Their soap bars are flying off the shelves, too, with large donations made to the Douglas Homes in East Baltimore and the Maryland Correctional Institution for Women in Jessup. Sanitizer has also been handed out to the Service Employees International Union’s local chapter and the nonprofit Baltimore Harm Reduction Coalition.
“We realized early on that this pandemic is going to infect everyone, but it’s going to affect certain segments of our population worse than others,” says Illes, noting a pay-it-forward option for purchases that benefit local community organizations in need. “We want to make sure everyone in our community is getting the resources they need to protect themselves.”
For Mount Royal, this newfound mission has given them new meaning, and it might live on past the days of this current pandemic.

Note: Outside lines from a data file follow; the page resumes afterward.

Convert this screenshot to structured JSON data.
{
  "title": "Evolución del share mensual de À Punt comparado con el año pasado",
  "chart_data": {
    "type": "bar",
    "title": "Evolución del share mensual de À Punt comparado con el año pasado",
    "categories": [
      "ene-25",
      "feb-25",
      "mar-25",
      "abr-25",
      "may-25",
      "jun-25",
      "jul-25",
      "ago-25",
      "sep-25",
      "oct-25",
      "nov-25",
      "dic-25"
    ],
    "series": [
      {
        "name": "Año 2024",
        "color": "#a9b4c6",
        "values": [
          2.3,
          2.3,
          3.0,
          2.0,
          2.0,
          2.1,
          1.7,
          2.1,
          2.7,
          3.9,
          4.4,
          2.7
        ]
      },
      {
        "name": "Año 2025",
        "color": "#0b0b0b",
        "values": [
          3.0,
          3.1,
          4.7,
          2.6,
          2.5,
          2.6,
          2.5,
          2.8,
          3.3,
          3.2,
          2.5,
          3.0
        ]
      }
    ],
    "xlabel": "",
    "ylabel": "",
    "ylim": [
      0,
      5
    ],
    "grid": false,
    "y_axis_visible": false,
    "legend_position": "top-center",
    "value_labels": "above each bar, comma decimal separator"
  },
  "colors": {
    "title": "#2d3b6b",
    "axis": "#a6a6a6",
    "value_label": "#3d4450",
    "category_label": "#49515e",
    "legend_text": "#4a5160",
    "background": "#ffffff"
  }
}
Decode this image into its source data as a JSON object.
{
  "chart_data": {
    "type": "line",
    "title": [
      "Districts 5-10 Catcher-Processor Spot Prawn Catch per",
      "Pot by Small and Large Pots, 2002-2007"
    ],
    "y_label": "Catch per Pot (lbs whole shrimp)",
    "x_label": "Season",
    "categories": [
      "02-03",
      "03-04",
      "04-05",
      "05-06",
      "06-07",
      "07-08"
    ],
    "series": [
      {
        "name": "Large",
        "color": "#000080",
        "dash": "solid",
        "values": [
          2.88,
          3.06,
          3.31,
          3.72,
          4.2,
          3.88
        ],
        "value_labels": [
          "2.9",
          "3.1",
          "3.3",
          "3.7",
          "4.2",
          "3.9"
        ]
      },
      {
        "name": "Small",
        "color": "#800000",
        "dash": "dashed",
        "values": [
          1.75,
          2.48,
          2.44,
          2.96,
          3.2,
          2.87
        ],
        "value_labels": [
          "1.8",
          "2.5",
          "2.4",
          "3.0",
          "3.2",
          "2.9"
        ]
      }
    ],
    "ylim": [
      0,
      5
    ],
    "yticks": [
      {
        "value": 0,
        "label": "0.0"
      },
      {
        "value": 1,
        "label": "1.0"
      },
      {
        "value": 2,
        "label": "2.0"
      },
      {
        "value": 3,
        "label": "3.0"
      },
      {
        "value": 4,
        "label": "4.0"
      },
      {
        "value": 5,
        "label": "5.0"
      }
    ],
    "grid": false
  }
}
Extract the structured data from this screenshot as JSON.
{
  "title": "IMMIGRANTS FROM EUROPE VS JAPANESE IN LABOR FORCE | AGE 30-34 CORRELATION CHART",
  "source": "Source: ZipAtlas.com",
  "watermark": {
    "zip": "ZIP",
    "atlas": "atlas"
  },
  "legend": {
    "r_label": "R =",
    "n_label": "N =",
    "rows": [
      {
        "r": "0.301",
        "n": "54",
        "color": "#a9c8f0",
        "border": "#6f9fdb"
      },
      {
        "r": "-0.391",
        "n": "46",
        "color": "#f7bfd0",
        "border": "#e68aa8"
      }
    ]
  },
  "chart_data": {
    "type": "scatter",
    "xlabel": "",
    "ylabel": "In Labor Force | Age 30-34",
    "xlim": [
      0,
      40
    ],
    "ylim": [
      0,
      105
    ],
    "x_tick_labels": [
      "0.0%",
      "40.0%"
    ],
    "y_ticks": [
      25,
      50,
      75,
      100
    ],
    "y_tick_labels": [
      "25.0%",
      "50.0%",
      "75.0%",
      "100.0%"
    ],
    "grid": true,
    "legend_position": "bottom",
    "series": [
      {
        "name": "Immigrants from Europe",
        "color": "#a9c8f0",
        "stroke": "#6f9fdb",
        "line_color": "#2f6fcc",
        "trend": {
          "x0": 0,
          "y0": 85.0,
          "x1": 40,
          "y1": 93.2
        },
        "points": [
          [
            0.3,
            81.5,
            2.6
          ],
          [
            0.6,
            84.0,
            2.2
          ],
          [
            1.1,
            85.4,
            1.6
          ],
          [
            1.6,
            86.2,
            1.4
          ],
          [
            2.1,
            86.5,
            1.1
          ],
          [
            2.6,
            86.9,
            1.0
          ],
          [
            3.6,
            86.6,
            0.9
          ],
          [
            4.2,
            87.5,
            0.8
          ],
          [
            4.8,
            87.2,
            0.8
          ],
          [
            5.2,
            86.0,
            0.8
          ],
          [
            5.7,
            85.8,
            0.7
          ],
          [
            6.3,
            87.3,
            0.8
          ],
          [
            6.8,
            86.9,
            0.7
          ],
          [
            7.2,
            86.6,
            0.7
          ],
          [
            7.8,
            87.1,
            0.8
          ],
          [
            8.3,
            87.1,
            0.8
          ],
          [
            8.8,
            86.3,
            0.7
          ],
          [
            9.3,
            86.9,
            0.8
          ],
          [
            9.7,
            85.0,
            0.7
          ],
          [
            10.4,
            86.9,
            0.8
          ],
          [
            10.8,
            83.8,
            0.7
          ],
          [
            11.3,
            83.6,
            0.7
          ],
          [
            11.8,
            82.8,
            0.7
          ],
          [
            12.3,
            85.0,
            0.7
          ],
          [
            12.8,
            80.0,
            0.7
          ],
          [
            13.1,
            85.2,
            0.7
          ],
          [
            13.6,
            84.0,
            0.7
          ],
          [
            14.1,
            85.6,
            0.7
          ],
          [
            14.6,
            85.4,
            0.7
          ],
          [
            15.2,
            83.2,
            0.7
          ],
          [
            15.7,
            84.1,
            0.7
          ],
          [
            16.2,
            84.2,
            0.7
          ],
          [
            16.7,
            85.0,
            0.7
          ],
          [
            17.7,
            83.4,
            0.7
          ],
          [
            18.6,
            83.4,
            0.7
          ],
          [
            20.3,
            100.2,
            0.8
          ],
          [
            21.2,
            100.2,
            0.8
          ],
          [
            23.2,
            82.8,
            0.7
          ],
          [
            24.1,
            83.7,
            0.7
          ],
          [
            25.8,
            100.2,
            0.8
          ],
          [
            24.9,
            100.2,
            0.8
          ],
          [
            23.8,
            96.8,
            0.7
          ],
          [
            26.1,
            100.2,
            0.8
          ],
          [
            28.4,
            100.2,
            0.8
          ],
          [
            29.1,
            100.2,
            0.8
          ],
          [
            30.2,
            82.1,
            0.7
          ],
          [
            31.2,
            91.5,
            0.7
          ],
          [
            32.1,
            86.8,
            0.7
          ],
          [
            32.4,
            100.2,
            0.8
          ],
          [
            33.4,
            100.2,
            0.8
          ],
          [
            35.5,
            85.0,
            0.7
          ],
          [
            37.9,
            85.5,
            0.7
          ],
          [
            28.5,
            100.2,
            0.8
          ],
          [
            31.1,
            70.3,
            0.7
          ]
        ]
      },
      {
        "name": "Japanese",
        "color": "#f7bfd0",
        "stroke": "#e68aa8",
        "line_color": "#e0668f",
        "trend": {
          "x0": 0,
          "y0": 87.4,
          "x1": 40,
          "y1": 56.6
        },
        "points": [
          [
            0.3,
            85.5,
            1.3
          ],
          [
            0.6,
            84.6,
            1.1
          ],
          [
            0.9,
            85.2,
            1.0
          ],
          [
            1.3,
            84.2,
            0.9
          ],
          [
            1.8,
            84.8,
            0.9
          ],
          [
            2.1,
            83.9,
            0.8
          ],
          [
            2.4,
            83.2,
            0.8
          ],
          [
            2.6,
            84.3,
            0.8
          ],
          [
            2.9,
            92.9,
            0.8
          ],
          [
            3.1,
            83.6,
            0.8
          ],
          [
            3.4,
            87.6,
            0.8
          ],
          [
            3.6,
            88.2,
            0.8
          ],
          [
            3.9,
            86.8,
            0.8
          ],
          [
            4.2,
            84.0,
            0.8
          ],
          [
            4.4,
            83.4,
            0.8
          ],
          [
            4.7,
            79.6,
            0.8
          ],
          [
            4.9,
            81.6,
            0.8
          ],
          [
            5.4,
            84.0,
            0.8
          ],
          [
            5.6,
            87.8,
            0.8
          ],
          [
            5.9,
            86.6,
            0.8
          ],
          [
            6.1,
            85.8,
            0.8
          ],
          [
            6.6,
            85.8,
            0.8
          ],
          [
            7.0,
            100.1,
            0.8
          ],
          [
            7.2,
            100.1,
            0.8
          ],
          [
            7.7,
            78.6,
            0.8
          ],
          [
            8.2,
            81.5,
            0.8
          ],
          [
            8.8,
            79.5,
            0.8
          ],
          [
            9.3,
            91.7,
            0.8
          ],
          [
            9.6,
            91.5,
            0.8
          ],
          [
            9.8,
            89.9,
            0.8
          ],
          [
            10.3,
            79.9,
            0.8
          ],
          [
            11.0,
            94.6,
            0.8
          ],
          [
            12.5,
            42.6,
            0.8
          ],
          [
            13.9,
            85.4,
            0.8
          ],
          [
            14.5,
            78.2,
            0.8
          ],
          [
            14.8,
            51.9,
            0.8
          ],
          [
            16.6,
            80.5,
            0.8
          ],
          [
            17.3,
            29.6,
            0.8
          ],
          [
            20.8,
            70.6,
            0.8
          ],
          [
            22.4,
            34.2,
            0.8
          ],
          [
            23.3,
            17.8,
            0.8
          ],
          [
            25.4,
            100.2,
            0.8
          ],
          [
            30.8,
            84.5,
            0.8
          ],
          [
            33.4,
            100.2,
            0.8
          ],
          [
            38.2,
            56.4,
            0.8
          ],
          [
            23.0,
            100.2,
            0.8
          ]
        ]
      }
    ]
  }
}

“We haven’t thought about what an end date would look like, but we hope this is a jumping off point for us,” says Kiffer. She and her teammates are excited by the possibility of providing jobs and essential products using their environmentally and ethically sourced ethos for the city and state in the long term.
“There’s this broader idea that manufacturing needs to be more regional going forward, because what happens when the next crisis happens?,” says Williams. “Maybe we’ll be a little bit better prepared here in Baltimore. This is an ode to the city’s manufacturing history, for sure, and we’re humbled to be a part of it in some small way.”